Question

How to get rid of all copies of repeated lines in BLAST result text files

0

Entering edit mode

20 months ago

Hau ▴ 10

I have a script that can compare one column (alignment length) of data lines of multiple (154) BLAST result text files to a reference file (sequence length), and get rid of duplicate lines in each file (leaving behind one copy). However, I want to refine the latter function to get rid of ALL copies of all lines with >=2 copies within a file, leaving only those that had a single copy to begin with behind. What is the best technique to do this?

 import csv

 seqlengthfile = '/my/directory/seqlength2.txt'

with open(seqlengthfile) as csv_file:
    csv_reader = csv.reader(csv_file, delimiter=' ')
    target_dict = dict()
    for row in csv_reader:
        target_dict[row[0]] = float(row[1])

print(target_dict)

to_process_file = "/process/directory/pident90"
size = 154
output_folder = "/output/directory/align95"
for i in range(1, size+1):
    process_filename = to_process_file + "/BLAST_" + str(i) + ".txt"
    output_filename = output_folder + "/BLAST_" + str(i) + ".txt"
    seen = set()
    with open(output_filename, "w") as output_file:
        with open(process_filename) as csv_file:
            csv_reader = csv.reader(csv_file, delimiter=' ')
            for row in csv_reader:
                to_write = " ".join(row) + "\n"
                if float(row[3]) >= 0.95 * target_dict[row[1]] and to_write not in seen: #how to refine this?
                    output_file.write(to_write)
                    seen.add(to_write)

BLASTX Python BLAST • 1.1k views

ADD COMMENT • link updated 19 months ago by Alban Nabla ▴ 30 • written 20 months ago by Hau ▴ 10

1

Entering edit mode

sort | uniq -u

ADD REPLY • link 20 months ago by 5heikki 11k

0

Entering edit mode

Thanks! Just to be clear, will this mean I will need to remove my previous filtering mechanism (the set 'seen')? Also, how do I run this for a large number of files at once, as uniq -u only seems to work on individual files (and running so many individual commands wouldn't be ideal)?

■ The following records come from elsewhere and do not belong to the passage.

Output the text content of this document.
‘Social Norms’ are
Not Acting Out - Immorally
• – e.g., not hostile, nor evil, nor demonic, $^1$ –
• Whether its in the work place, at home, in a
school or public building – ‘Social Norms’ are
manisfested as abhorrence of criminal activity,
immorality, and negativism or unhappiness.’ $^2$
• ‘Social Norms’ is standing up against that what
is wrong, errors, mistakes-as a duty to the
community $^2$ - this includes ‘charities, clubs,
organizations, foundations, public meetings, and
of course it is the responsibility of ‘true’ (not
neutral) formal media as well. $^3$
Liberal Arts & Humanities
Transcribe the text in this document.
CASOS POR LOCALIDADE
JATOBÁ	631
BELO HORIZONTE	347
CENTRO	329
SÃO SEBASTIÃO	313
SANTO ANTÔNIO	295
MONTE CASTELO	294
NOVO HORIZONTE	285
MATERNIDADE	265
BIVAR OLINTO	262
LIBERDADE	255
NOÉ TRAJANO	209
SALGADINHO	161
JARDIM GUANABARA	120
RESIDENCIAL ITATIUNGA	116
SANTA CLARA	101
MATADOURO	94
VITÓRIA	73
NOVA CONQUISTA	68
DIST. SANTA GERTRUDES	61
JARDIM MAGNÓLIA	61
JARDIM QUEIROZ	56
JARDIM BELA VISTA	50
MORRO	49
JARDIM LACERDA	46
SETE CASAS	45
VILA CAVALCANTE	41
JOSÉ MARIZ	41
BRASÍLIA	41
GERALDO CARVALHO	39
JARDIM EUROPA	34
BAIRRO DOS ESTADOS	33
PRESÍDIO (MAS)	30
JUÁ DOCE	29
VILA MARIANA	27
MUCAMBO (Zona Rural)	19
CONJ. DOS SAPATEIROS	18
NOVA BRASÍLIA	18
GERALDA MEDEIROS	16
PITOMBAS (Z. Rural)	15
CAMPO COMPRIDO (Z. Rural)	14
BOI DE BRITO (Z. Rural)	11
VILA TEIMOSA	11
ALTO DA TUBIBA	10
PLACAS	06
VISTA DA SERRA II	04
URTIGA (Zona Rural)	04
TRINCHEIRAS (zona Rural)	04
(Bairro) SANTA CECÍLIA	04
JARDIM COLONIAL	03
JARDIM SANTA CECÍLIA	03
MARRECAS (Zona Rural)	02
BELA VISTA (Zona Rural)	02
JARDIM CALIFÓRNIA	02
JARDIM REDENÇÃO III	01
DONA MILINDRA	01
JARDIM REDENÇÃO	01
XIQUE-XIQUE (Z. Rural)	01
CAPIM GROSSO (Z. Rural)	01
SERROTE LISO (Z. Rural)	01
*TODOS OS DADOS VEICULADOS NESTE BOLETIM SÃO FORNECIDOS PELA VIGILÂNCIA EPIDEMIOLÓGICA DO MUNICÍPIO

ADD REPLY • link 20 months ago by Hau ▴ 10

score 0 · Answer 1 · 2023-04-09

If I understood the question right, I would suggest to use pandas, instead of csv. I assume you have a folder full of hit table .txt files (and for some reasons without headers, based on your example?). Pandas will easily allow you to remove duplicates or create frequency tables, to achieve what you requested.

Very simplified example, to give an idea:

import pandas as pd
titles = ['query acc.ver', 'subject acc.ver', '% identity', 'alignment length', 'mismatches', 'gap opens', 'q. start', 'q. end', 's. start', 's. end', 'evalue', 'bit score', '% positive']
df = pd.read_csv('BlastEx.txt', sep='\t', names = titles)

#to drop duplicates
df = df.drop_duplicates(subset='subject acc.ver')

#in alternative to above, to create a list with only single occurrences and no duplicates at all
freq = pd.crosstab(index=df['subject acc.ver'], columns='count')
desired_list = freq[freq['count'] < 2]